Chaque couleur
D’un portable à l’autre, un grand vide s’installe. Depuis qu’on parle sans arrêt, on ne dit plus rien. Tant de langues, de folklores, de pays pour finir obèse devant un Mac Donald. Une casquette commune semble coiffer les jeunes et tous les vieux jouant au jeune. C’est l’homme qui ne ressemble à personne qui m’intéresse, celui qui siffle en peinturant, qui ronfle en marchant, qui chante en mangeant. Partis de nulle part, nous allons n’importe où, mais les mots mènent plus loin que les billets de banque. Je transporte avec moi mon Richelieu natal, mes montagnes à la bouche, mes rêves sur la peau. Je tiens mon pays à la main comme un crayon d’enfant. Même en parlant de soi, c’est au cœur du plus profond de chacun que l’on parle. Le vent qui passe dans les branches donne leur nom aux feuilles. Les araignées cousent l’air d’un fil névrotique. Tout un monde intérieur nous accompagne partout avec ses trous, ses portes, ses chausse-trappes. Je cherche dans les mots mon visage de jeune, mon visage de vieux, l’éclair de mon âme surprise par l’amour, les morceaux de ma vie sous la poussière du temps.
Il faut grimper sa pierre sans écraser les autres. Malgré nos mains calleuses, nos doigts croches, nos échardes en forme de frisson, nos phrases coupantes comme la lame d’un Laguiole, nous venons du mythe pour retourner au mythe. Au fond du labyrinthe, la voix du Minotaure est ma propre parole. Je me suis fait plus grand en me faisant plus petit. Je me suis fait plus homme dans le corps d’une femme. Je me suis fait plus doux dans la tendresse virile.
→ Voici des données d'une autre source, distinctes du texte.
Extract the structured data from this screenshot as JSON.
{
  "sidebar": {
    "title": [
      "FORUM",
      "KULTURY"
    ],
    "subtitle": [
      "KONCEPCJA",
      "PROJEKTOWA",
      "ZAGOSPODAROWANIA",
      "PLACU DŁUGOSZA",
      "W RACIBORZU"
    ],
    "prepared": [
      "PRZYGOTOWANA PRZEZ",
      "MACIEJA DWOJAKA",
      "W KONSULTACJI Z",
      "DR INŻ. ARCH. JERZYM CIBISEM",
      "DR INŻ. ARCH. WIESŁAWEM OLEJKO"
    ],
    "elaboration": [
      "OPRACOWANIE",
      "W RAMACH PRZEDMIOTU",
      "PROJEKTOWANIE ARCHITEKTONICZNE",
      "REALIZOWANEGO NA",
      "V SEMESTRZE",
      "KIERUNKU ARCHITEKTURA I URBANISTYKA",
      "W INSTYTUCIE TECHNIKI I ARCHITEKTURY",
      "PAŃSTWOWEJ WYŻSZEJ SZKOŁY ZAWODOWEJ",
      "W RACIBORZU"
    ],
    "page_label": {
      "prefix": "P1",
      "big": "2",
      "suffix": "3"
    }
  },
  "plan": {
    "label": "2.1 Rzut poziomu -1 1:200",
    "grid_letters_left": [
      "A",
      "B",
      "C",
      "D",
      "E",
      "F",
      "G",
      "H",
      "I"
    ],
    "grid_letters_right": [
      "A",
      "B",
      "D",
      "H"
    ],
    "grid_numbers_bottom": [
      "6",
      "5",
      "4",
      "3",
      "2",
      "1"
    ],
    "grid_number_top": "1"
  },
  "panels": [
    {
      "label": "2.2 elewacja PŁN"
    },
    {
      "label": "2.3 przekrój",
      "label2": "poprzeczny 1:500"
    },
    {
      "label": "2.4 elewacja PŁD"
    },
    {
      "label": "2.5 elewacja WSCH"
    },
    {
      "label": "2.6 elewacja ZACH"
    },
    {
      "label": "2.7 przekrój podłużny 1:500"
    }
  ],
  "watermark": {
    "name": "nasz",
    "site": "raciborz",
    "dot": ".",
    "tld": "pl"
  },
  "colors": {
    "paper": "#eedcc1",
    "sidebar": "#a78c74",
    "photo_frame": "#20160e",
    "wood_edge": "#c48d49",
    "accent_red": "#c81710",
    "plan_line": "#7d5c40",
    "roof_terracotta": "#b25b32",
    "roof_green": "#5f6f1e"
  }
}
Je me suis fait plus fort dans le pas des enfants. Je me suis fait chemin dans chacun de mes pas. Je me suis fait de mots dans le corps de la langue. Je me suis fait plus lune, plus soleil, plus terre. Je me suis fait de sang dans le cœur de l’amour. Je n’écris pas pour écrire : j’écris pour vivre. Chaque parole est une respiration. Je parle avec les herbes dans le registre du tendre, en exalté durant l’orage, en colère dans les conneries guerrières. Au fil du paysage, chaque partie tire sa beauté du tout. Chaque couleur contresigne l’espace. À défaut d’un pays, j’habite une bibliothèque. De livre en livre, je laboure l’espace. Le langage est devenu mon lieu. Dans l’ombre de ma main, les mots clignent des yeux. Tant que j’écris, j’habite l’infini.
Que répond le cosmos à la question de l’homme si ce n’est sa propre parole ? Dans notre monde rabougri, la mémoire est devenue ouï-dire. Le train-train quotidien tourne à vide sans déranger les rails. Il nous faudrait la cécité d’Homère pour regarder plus loin. Ce que l’on dit vraiment ignore les micros. Sur le visage du rien, les rides forment un tout. Dans la fourmilière des pages, chaque mot fait figure d’insecte. Le moindre coup de vent prend valeur de musique. Il est incroyable que le monde animal ait pu produire la caresse, le musicien, le peintre. Ce n’est pas en arrière que regarde la langue. Elle creuse plus profond. L’horizontalité des phrases n’est qu’une façon d’écrire. Le sens est vertical. Les placebos idéologiques ou religieux ont fait leur temps. Il ne s’agit pas de «faire vrai» mais d’entendre le monde cogner contre les mots. Le temps qui s’accumule ne pèse pas plus lourd que l’aile d’un oiseau. Pour qui veut rêver, il y a toujours du vent, du soleil, du brouillard. Une fleur, tôt ou tard, percera le béton. L’essentiel est peu de chose mais il porte la vie. Mon âme fait son nid dans le ressac des étoiles, le fourmillement d’insectes, la vérité de l’herbe. Dans ces images virtuelles qu’est devenu le monde, ce n’est déjà pas rien que le chant d’un oiseau. Il s’agit d’être là, présent, faire une éternité d’une poignée de secondes.